Woody: Well, it's not actually from my dog. My mom writes the letters as if they're from my dog, Truman.
Cliff: Weird beyond imagination, Norm.
Woody: Listen to this: "Dear Woody, Boy, what a great day I had. I pulled all the laundry off the line, chewed up your father's bowling shoes, and grabbed a Yankee pot roast off the table. Yum, yum. " Isn't that cute?
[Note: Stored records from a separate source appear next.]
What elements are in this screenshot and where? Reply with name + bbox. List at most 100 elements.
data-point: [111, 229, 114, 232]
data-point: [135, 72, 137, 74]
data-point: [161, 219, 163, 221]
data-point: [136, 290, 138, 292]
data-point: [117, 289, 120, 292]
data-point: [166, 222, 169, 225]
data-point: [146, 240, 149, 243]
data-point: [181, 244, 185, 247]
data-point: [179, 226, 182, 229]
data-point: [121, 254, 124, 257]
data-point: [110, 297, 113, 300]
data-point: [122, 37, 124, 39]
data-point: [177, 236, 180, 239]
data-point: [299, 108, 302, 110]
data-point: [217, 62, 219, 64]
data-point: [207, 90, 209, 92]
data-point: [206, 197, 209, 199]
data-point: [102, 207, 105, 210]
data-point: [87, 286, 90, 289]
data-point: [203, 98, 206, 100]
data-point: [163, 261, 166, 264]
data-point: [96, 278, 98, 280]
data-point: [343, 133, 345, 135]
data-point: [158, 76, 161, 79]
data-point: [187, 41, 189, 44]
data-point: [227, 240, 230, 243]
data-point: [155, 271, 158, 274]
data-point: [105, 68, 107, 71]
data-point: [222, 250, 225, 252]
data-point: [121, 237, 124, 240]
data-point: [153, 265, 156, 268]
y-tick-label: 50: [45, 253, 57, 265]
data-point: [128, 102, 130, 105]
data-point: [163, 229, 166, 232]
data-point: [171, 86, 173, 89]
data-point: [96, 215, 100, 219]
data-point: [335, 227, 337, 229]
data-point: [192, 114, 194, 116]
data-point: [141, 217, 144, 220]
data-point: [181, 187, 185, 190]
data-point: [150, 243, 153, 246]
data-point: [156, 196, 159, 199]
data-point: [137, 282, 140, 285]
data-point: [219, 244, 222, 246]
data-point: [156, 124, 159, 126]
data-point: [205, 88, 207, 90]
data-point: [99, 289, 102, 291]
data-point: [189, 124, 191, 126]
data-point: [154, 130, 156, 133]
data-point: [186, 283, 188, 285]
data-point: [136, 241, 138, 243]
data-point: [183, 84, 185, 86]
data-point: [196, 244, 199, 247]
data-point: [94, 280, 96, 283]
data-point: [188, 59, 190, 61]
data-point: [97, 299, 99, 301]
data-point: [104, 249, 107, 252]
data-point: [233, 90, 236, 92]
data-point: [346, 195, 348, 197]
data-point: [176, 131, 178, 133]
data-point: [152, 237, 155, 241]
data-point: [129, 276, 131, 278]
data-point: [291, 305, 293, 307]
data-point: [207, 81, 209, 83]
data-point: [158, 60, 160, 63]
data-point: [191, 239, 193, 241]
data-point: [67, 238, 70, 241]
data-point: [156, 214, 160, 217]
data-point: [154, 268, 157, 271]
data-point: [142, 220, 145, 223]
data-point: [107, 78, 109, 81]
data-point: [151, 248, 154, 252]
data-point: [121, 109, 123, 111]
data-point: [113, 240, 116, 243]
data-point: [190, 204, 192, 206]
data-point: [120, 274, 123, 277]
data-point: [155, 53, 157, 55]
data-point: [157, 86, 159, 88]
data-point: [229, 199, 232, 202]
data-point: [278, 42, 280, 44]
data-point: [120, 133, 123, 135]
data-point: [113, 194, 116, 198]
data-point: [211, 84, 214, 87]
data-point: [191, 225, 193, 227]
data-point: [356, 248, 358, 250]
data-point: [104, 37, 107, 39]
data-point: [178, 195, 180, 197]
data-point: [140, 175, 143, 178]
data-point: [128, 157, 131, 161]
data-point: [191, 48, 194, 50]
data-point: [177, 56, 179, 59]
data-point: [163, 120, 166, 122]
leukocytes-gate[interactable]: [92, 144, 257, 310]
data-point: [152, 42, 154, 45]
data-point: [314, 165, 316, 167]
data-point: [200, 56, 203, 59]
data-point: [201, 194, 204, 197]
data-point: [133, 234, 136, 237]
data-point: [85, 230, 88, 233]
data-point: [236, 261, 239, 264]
Norm: The mutt eats better than I do.
Woody: "By the way, now that you're not here to keep me in line, your mother's thinking about putting me to sleep. I certainly wouldn't blame her, and I don't want you to either after I'm gone." Sam, cover me. I gotta make a phone call.

Quote from Norm

Sam: What exactly would I have to do?
Carla: Just take him out and show him a great time, you know? A real night on the town. Wild, crazy, borderline illegal.
Sam: I guess I could handle that. Yeah, why not? It's about time the kid learned how much fun it was to play the field.
Carla: Right.
Norm: Hey, wait just a second here. Let's not give marriage a bad rap, huh? It's a fine institution. Matter of fact, go ahead and ask any single man here if he wouldn't gladly trade places with me for a night. Hmm? Anybody? Please. One night. Oh, come on, fellas. I'm offering transportation and a hot meal.